One area in which this is causing growing concern is military robotics. The degree of autonomy with which uninhabited aerial vehicles and ground robots are capable of functioning is steadily increasing. There is extensive debate over the circumstances in which robotic systems should be able to operate with a human “in the loop” or “on the loop” – and the circumstances in which a robotic system should be able to operate independently. A coalition of international NGOs recently launched a campaign to “stop killer robots”.

While there have been strong arguments raised against robotic systems being able to use lethal force against human combatants autonomously, it is becoming increasingly clear that in many circumstances in the near future the “no human in the loop” robotic system will have advantages over the “in the loop system”. Automated systems already have better perception and faster reflexes than humans in many ways, and are slowed down by the human input. The human “added value” comes from our judgement and decision-making – but these are by no means infallible, and will not always be superior to the machine’s. In June’s Centre for a New American Society (CNAS) conference, Rosa Brooks (former pentagon official, now Georgetown Law professor) put this in a provocative way:
“Our record- we’re horrible at it [making “who should live and who should die” decisions] … it seems to me that it could very easily turn out to be the case that computers are much better than we are doing. And the real ethical question would be can we ethically and lawfully not let the autonomous machines do that when they’re going to do it better than we will.” (1)

For a non-military example, consider the adaptation of IBM’s Jeopardy-winning “Watson” for use in medicine.
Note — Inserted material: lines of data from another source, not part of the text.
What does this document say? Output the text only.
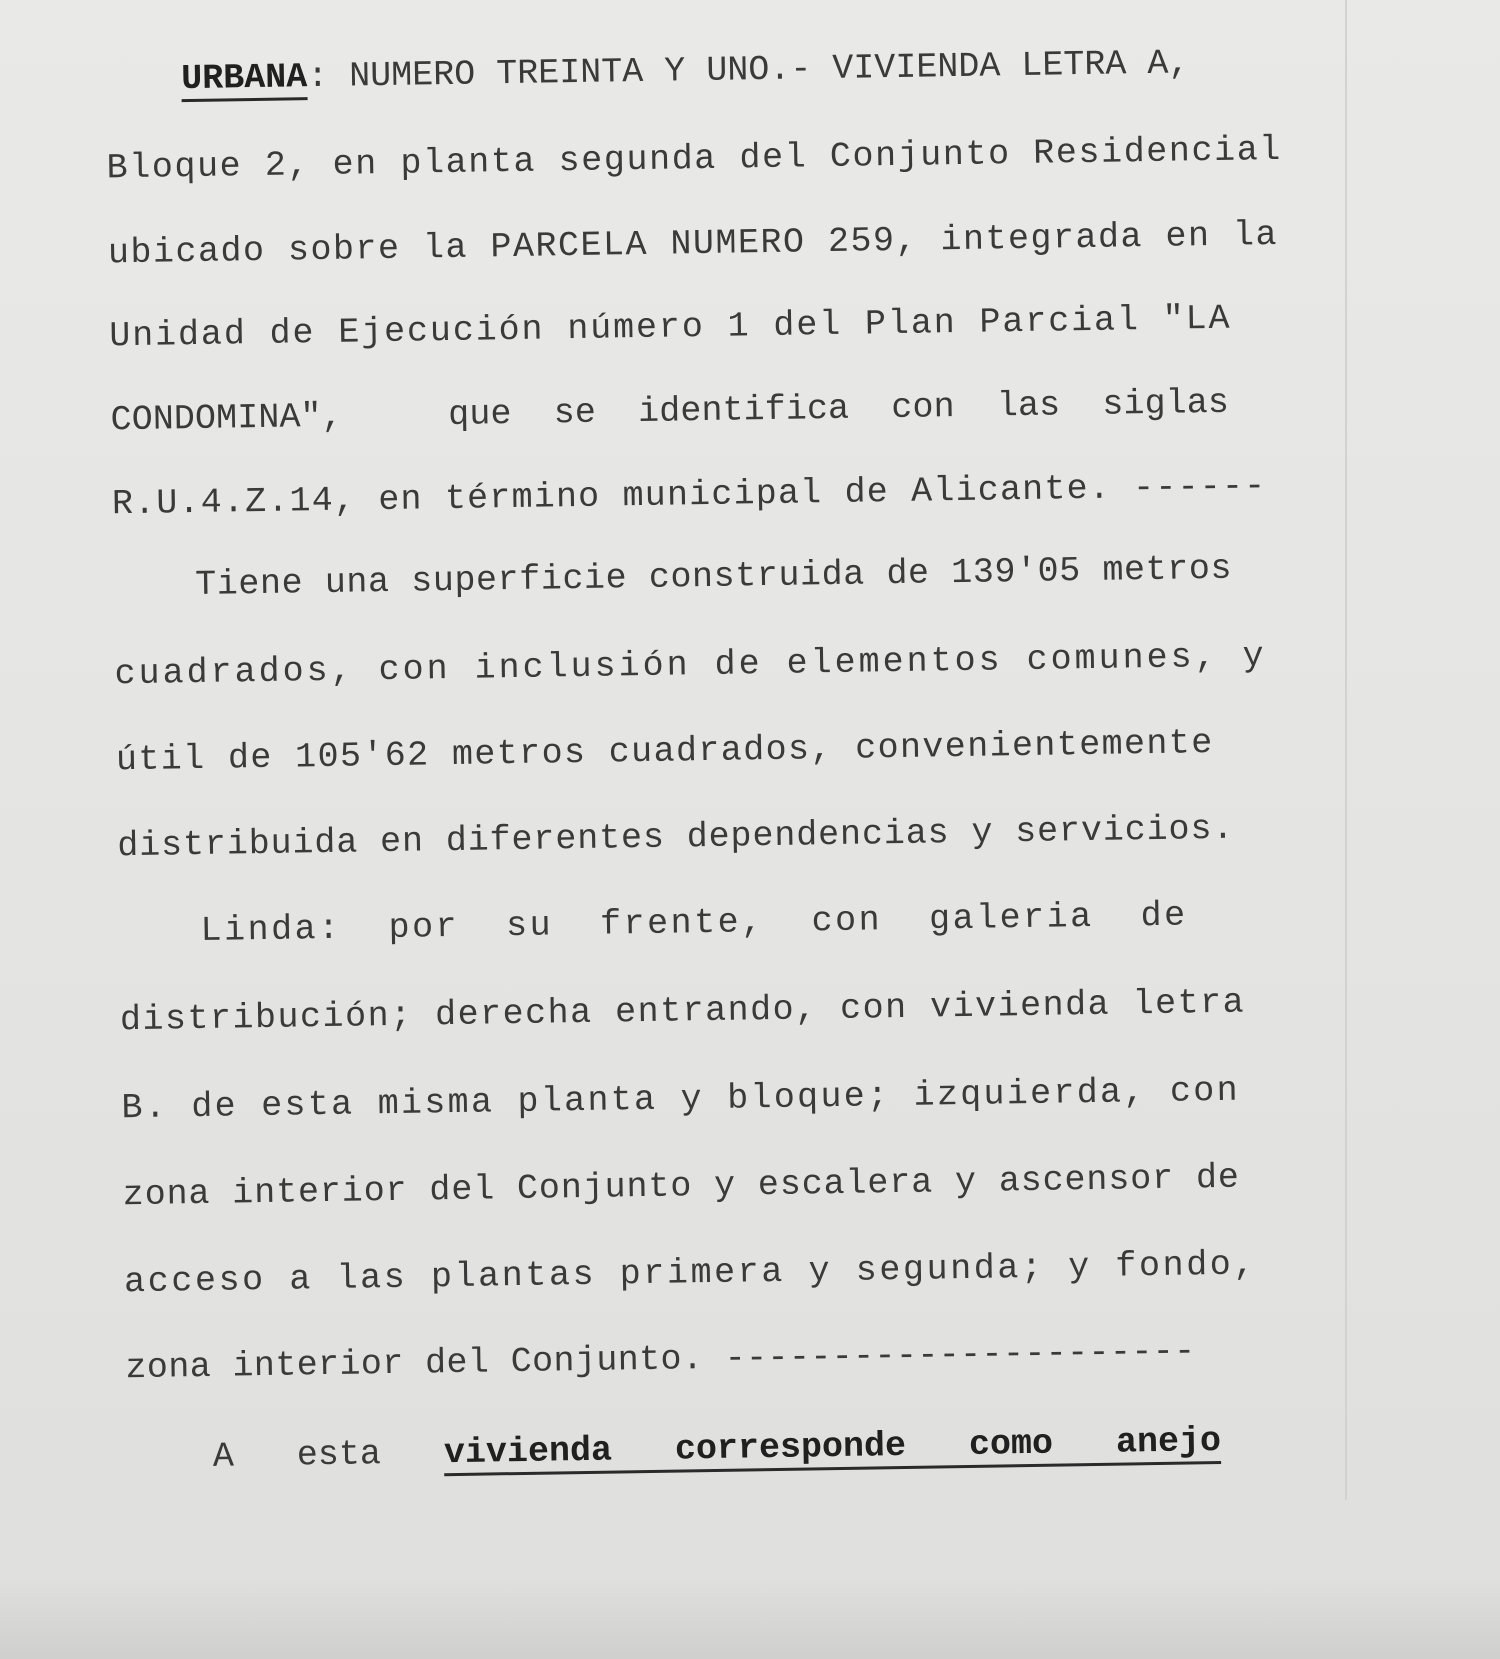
URBANA: NUMERO TREINTA Y UNO.- VIVIENDA LETRA A,
Bloque 2, en planta segunda del Conjunto Residencial
ubicado sobre la PARCELA NUMERO 259, integrada en la
Unidad de Ejecución número 1 del Plan Parcial "LA
CONDOMINA",     que  se  identifica  con  las  siglas
R.U.4.Z.14, en término municipal de Alicante. ------
Tiene una superficie construida de 139'05 metros
cuadrados, con inclusión de elementos comunes, y
útil de 105'62 metros cuadrados, convenientemente
distribuida en diferentes dependencias y servicios.
Linda:  por  su  frente,  con  galeria  de
distribución; derecha entrando, con vivienda letra
B. de esta misma planta y bloque; izquierda, con
zona interior del Conjunto y escalera y ascensor de
acceso a las plantas primera y segunda; y fondo,
zona interior del Conjunto. ----------------------
A   esta   vivienda   corresponde   como   anejo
As evidenced by IBM’s technical release this week, progress in developing these systems continues apace (shameless plug: Selmer Bringsjord, the AI researcher “putting Watson through college” will speak in Oxford about “Watson 2.0” next month as part of the Philosophy and Theory of AI conference).

Soon we will have systems that will enter use as doctor’s aides – able to analyse the world’s medical literature to diagnose a medical problem and provide recommendations to the doctor. But it seems likely that a time will come when these thorough analyses produce recommendations that are sometimes at odds with the doctor’s recommendation – but are proven to be more accurate on average. To return to combat, we will have robotic systems that can devise and implement non-intuitive (to human) strategies that involve using lethal force, but achieve a military objective more efficiently with less loss of life. Human judgement added to the loop may prove to be an impairment.

Moral Outsourcing

At a recent academic workshop I attended on autonomy in military robotics, a speaker posed a pair of questions to test intuitions on this topic.
“Would you allow another person to make a moral decision on your behalf? If not, why not?” He asked the same pair of questions substituting “machine” for “a person”.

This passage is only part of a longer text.